Bisogna sapere che le immagini che sono filmate e registrate nelle sale operatorie, sempre nel rispetto della privacy dell’identità del paziente, possono essere utilizzate a scopi scientifici e per la diffusione della conoscenza e dell’esperienza clinica. E sinceramente trovo inutile e superfluo scandalizzarsi, ma soprattutto strumentalizzare una foto, che di contro può essere vista come un momento di distensione per un lavoro che sempre viene tacciato di pressapochismo e negligenza senza tenere conto del “burnout” a cui gli operatori sono sottoposti. Credo che questa sia una mera lapidazione mediatica…sarebbe meglio occuparsi di più delle carenze di organico, e di mettere in sicurezza dal punto di vista tecnologico e strutturale gli ospedali come già succede nel resto dei paesi occidentali.
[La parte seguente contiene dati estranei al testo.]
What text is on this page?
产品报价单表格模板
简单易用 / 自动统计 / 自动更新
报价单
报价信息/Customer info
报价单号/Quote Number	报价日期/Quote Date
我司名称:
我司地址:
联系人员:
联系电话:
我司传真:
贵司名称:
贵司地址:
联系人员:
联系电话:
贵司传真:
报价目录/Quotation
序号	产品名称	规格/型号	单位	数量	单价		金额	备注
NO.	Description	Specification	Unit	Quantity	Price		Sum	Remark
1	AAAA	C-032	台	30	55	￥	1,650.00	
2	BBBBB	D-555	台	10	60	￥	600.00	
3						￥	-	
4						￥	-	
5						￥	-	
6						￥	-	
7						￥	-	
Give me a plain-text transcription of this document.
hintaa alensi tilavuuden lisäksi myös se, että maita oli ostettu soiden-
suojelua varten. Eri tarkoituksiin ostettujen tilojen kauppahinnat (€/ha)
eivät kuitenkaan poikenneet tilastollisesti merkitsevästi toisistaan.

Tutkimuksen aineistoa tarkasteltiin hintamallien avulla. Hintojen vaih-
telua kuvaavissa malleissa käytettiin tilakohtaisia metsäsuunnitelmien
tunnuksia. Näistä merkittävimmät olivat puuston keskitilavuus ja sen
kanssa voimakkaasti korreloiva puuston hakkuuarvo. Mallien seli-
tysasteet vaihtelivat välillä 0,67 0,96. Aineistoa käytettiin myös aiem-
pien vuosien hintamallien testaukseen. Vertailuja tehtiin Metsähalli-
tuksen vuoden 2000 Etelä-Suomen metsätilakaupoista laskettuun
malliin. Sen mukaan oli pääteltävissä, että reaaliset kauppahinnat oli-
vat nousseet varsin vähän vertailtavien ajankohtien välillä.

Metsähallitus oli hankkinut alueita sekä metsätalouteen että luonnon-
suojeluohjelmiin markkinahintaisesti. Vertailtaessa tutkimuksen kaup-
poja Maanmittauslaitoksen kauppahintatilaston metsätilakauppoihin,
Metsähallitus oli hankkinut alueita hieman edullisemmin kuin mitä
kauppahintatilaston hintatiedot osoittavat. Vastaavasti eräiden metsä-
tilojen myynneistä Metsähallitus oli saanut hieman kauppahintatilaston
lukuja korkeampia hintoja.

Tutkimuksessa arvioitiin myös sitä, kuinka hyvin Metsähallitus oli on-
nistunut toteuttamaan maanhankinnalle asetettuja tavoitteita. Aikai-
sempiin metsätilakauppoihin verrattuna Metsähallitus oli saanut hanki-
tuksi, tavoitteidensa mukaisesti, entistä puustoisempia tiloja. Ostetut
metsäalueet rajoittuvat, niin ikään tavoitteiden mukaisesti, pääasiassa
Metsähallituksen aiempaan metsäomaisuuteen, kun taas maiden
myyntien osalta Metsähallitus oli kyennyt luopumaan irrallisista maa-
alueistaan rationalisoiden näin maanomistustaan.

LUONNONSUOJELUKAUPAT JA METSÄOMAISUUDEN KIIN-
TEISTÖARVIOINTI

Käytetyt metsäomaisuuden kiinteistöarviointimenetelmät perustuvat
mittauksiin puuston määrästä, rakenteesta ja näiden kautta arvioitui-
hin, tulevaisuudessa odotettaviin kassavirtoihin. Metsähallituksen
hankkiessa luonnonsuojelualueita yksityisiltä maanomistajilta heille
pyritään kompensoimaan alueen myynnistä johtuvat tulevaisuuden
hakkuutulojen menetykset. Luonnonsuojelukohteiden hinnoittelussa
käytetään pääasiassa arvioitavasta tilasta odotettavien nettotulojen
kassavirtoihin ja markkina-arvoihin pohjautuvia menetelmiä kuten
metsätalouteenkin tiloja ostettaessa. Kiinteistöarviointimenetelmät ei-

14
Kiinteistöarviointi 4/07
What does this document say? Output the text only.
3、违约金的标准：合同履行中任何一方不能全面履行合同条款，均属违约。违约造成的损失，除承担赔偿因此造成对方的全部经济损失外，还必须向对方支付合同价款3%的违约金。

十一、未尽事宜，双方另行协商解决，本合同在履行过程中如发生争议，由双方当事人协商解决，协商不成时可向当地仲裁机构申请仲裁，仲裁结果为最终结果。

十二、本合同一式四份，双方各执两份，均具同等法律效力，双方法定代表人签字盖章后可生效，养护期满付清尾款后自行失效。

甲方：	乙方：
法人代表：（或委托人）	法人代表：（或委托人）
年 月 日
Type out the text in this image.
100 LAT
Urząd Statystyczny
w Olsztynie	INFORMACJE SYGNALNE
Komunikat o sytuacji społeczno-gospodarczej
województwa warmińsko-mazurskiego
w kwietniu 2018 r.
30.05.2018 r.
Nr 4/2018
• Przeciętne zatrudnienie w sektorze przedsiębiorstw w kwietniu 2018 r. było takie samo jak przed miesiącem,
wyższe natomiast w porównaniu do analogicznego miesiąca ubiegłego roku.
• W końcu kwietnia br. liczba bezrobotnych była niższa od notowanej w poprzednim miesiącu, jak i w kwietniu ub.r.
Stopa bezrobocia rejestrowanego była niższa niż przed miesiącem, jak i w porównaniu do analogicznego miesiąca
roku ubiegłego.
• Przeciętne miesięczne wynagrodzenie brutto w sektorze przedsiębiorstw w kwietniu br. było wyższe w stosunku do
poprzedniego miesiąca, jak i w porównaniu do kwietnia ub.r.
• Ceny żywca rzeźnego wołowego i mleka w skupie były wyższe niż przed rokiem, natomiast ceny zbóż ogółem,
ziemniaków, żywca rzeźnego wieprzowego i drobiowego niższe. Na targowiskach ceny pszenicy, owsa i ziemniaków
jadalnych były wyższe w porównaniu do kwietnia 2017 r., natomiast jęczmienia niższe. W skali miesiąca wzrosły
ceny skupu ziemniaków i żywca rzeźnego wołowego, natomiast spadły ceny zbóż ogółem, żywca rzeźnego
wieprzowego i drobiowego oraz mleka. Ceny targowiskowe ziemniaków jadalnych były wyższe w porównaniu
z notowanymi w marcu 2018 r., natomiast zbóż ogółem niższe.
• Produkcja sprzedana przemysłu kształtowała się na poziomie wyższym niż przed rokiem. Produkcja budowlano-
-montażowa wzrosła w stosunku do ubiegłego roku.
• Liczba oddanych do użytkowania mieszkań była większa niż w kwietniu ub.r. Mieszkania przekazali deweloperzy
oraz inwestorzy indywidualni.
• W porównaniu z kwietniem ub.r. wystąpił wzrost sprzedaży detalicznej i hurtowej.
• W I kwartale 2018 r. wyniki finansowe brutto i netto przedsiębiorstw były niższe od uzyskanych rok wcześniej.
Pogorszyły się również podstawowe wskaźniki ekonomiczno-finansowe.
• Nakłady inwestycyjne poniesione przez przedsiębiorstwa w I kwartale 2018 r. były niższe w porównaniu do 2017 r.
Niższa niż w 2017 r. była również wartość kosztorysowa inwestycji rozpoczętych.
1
In un mondo globale dove all’Italia è richiesto di stare al passo con i tempi sempre più velocemente, dove i social network sono le più veloci forme e fonti di comunicazione, che ci permettono di confrontarci costantemente con colleghi stranieri, e che garantiscono la conoscenza e la diffusione della propria esperienza clinica e della ricerca scientifica, io credo che combatteremmo una battaglia impari e senza scambio culturale se non ci adeguassimo in questo senso.